Que o amor me salve
A leitura da vida, pode fazer-se sob a luz intensa dos holofotes e pode também ser feita à luz tranquila da Palavra de Deus, à luz do amor, porque Deus é Amor. Abrigar-se no amor, significa deixar-se transformar por ele e, no limite, o Amor salva. A ausência do amor permite que a dúvida se instale e ofereça apenas uma saída: “repudiar”. Mas há sempre outra saída.
À luz da Palavra de Deus, a vida oferece sinais: “O próprio Senhor vos dará um sinal”. Não serão sinais grandiosos nem coisas estranhas à vida quotidiana. Pode ser simplesmente uma gravidez, uma criança por nascer, um pai adotivo, uma paternidade responsável, o sonho de ser feliz.
LEITURA Is 7, 10-14
Naqueles dias, o Senhor mandou ao rei Acaz a seguinte mensagem: «Pede um sinal ao Senhor teu Deus, quer nas profundezas do abismo, quer lá em cima nas alturas». Acaz respondeu: «Não pedirei, não porei o Senhor à prova». Então Isaías disse: «Escutai, casa de David: Não vos basta que andeis a molestar os homens, para quererdes também molestar o meu Deus? Por isso, o próprio Senhor vos dará um sinal: a virgem conceberá e dará à luz um filho, e o seu nome será Emanuel».

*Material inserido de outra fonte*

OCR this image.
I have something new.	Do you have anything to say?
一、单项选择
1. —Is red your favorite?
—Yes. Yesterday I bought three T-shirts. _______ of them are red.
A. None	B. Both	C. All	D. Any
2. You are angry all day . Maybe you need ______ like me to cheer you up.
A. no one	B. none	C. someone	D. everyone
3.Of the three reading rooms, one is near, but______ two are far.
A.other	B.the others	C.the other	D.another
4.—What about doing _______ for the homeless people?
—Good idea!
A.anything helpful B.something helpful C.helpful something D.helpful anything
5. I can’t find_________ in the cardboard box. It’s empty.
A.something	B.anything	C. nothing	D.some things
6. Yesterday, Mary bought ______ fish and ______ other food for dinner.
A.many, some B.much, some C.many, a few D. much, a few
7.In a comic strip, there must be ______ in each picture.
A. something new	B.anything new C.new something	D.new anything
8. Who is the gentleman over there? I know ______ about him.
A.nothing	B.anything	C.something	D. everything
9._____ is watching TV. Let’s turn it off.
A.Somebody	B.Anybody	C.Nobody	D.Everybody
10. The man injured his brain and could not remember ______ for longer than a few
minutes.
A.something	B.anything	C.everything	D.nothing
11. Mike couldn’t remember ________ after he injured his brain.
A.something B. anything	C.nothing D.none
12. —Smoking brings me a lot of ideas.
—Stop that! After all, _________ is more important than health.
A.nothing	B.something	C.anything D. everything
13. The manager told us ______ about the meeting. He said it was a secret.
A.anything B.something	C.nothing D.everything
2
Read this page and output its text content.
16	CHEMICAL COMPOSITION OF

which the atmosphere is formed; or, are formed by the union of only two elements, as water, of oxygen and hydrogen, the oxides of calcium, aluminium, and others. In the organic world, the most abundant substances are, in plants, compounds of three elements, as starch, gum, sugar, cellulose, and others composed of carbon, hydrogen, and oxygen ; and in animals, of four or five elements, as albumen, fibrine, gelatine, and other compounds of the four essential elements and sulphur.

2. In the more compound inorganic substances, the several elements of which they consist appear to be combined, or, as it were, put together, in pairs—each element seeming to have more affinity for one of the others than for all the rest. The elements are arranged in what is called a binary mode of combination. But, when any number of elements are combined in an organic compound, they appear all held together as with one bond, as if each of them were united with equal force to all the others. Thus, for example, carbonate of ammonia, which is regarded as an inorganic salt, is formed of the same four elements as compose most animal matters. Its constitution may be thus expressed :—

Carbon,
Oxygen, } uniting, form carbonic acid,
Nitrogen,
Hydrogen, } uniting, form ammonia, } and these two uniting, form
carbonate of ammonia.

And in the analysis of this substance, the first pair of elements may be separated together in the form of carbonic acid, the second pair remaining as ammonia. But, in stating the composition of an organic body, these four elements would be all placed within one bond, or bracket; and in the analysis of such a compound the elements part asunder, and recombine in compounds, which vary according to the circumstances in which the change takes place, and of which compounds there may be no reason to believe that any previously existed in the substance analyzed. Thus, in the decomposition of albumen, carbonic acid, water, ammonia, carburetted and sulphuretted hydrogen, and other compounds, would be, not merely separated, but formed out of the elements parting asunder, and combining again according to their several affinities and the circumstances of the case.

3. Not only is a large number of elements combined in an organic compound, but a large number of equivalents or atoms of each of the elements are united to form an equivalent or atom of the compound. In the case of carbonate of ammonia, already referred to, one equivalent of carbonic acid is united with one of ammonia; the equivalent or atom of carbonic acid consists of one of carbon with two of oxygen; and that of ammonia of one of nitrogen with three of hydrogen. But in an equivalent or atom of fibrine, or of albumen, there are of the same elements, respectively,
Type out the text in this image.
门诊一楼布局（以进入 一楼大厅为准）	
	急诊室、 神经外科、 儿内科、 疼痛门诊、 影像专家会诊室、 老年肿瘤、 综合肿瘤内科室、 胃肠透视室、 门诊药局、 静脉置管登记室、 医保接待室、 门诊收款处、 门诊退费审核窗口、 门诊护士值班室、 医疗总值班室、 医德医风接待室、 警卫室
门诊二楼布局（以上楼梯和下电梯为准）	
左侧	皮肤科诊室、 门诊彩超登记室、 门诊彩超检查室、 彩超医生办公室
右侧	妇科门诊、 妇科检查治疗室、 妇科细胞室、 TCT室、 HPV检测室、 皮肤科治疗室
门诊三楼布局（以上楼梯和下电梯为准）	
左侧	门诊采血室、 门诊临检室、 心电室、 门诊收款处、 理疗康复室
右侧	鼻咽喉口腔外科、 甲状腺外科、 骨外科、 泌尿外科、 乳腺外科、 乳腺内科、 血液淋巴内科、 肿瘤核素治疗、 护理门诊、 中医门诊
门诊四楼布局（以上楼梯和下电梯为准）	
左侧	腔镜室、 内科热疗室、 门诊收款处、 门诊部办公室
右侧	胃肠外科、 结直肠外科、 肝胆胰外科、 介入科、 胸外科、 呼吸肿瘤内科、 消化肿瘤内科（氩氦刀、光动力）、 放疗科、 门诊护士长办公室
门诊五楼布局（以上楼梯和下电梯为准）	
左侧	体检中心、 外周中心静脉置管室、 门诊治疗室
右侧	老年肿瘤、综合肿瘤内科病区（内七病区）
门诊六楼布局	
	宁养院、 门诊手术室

Isaías, uma vez mais, vem acompanhar o nosso caminho para o Natal. Conta ele, que o próprio Deus desafia o rei Acaz, na sua descrença, a pedir um sinal. O rei, hipócrita e imbuído de uma falsa religiosidade, não quer pedir um sinal e diz que não quer pôr Deus à prova. Perante tanta falta de fé, é o próprio Deus que lhe afirma o sinal: “a virgem conceberá e dará à luz um filho e o seu nome será Emanuel”.
Salmo responsorial 23 (24), 1-2.3-4ab.5-6 (R. 7c e 10b)
Inspirado na subida ao templo, durante uma festa litúrgica, o salmo mostra a terra como lugar onde se vive simplesmente e o templo como opção para quem quer subir à montanha. Deus, é o Senhor de toda a terra e dos que nela habitam. Todos habitam a terra, mas “quem poderá entrar no santuário?” No santuário só habitam os que sobem, é uma decisão e um caminho que só fazem “os que procuram o Senhor”.
LEITURA II Rm 1, 1-7
Paulo, servo de Jesus Cristo, apóstolo por chamamento divino, escolhido para o Evangelho que Deus tinha de antemão prometido pelos profetas nas Sagradas Escrituras, acerca de seu Filho, nascido, segundo a carne, da descendência de David, mas, segundo o Espírito que santifica, constituído Filho de Deus em todo o seu poder pela sua ressurreição de entre os mortos: Ele é Jesus Cristo, Nosso Senhor. Por Ele recebemos a graça e a missão de apóstolo, a fim de levarmos todos os gentios a obedecerem à fé, para honra do seu nome, dos quais fazeis parte também vós, chamados por Jesus Cristo. A todos os que habitam em Roma, amados por Deus e chamados a serem santos, a graça e a paz de Deus nosso Pai e do Senhor Jesus Cristo.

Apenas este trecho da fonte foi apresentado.